Akif Beki’nin Karar’daki köşesinde yer verilen konuyla alakalı yazısı (06 Kasım 2018) şöyle:
Suud’u Eleştirmenin Neresi İslam’a Saldırı?
Prens Türki bin Faysal, Veliaht Prens’i koruyayım derken lafı öyle bir yere getiriyor ki... Kaşıkçı cinayetiyle ilgili tepkileri, İslam’a saldırı minderine çekmesine ramak kalıyor.
Az daha zorlasa Orhan Baba’nın nefsi müdafaa mantığını Suud’a uyarlayacak. Haşa, ‘Kraliyet ailesine saygı duymayan kıblesini de değiştirsin, Kabe’ye dönerek namaz kılmasın, İslam’ın nimetlerinden yararlanmasın’ diyecek.
Adalet talebine karşılık... “Dünya değişiyor ama Suud’un önemi değişmiyor, çünkü bir buçuk milyar Müslümanın günde 5 vakit yüzünü dönerek ibadet ettiği İslam dünyasının kalbi” diyebiliyorsa... Dili varmaz mı öbürünü de söylemeye?
Hunharlığa tepkileri, şimdilik Suud ailesine acımasız ve maksatlı bir saldırı olarak tanımlıyor.

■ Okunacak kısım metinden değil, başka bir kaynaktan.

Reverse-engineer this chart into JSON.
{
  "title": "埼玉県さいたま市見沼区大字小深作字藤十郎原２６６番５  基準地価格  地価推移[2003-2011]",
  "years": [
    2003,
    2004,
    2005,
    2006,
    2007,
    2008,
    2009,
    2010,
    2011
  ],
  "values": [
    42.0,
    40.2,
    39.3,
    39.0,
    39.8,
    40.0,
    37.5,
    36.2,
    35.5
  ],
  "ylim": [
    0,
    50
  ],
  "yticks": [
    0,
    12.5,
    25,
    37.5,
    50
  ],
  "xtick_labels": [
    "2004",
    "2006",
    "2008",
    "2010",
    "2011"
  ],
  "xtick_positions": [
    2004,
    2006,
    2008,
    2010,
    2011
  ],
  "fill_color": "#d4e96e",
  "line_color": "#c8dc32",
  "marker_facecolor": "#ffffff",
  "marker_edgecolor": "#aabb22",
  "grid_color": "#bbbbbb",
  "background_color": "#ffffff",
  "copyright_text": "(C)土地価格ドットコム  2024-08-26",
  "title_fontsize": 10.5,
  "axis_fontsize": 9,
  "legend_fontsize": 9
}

Yarın da Müslümanlığı kalkan yapmaması için bir neden var mı?
Prens Selman’a tepkiyi, Kabe’nin hizmetkarı kimliği yüzünden hedef alınıyor gibi göstermesinin önünde ne engel var?
‘Hizmetkarını beğenmiyorsanız Mekke’nin, Medine’nin nimetlerinden niye yararlanıyorsunuz, hacca ve umreye de gelmeyin o zaman’ demekten ne alıkoyabilir böyle bir kafayı?
Bu durumda prense ‘saygısızlık’, dışarıdan geliyorsa İslam düşmanlığı ve Müslüman nefretindendir... İslam dünyasından geliyorsa gafletten, ihanetten ve gavur ajanlığından...
Hristiyan Demokrat lider Merkel’in, kendisine karşı yürütülen muhalefeti Hristiyanlığa saldırı olarak sunduğunu duydunuz mu hiç? Ya, karşıtlarını Almanya’yı sevmemekle, düşmana çalışmakla, dini ve vatanı satmakla itham ettiğini düşünebiliyor musunuz?
Ya da hükümetlerini çıkar uğruna Kaşıkçı cinayetini örtbasa göz yummakla eleştiren, yeterli tepkiyi vermediği için yerden yere vuran İngiliz muhalefetini alın. Muhafazakar Başbakan May’in, muhalefeti devlete saygısızlık, İngiltere’ye ihanet ve Hristiyanlığı arkadan hançerlemekle suçladığı görülmüş şey mi?
***
Orhan Gencebay, ‘adaba aykırı’ yani sınırı aşan eleştirileri kastediyor gerçi. “Devlete saygı duymayan, bu ülkenin ninetlerinden yararlanmasın” sözüyle maksadı aştığı anlaşılıyor.
Saygısızlıktan kastı ‘ağır eleştiri’ değilse, kendisine yönelik galiz küfür ve hakaretlerdir.
Devlete saygısızlığa örneği kendi üzerinden vermesi de dil sürçmesi değilse, Cumhurbaşkanlığı Kültür ve Sanat Kurulu’na atanmasından kaynaklanıyor.
Oysa küfür ve hakaret, devlette görev almayanlar için de kabul edilemez, sadece devletli zevat için değil.
Saygıya gelince, ‘adaba uygunluk’ sınırının nerede çekileceği keyfi yoruma açık. Hem, devletin vatandaşa saygısını önceleyerek, ‘önce insan’ diyerek, ‘insanı yaşat ki devlet yaşasın’ şiarıyla gelen bir parti var iktidarda, unutmamalıydı.
Sanatçı illa muhalif olmaya zorlanamaz, haklı. Ama birini kutsayacaksa da insanı kutsar, devleti değil.
Ayrıca, sanatçı devletle ilişkisini nimet-külfet üzerinden kurabilir. Ama vergi vereni, sırf siyasi tercihinden dolayı ayrımcılığa tabi tutma, ülkesinde eşit şartlarda yaşama nimetinden men etme veya kovma hakkına sahip olabilir mi?
Lafın nereye gittiğini düşünse, yenildiği öfkesini eminim öyle ifade etmezdi.
Prens Faysal’ın savunmasıyla karşılaştırmak yanlış yani, aman bizden uzak olsun, nerede duracağı belli olmaz o kafanın.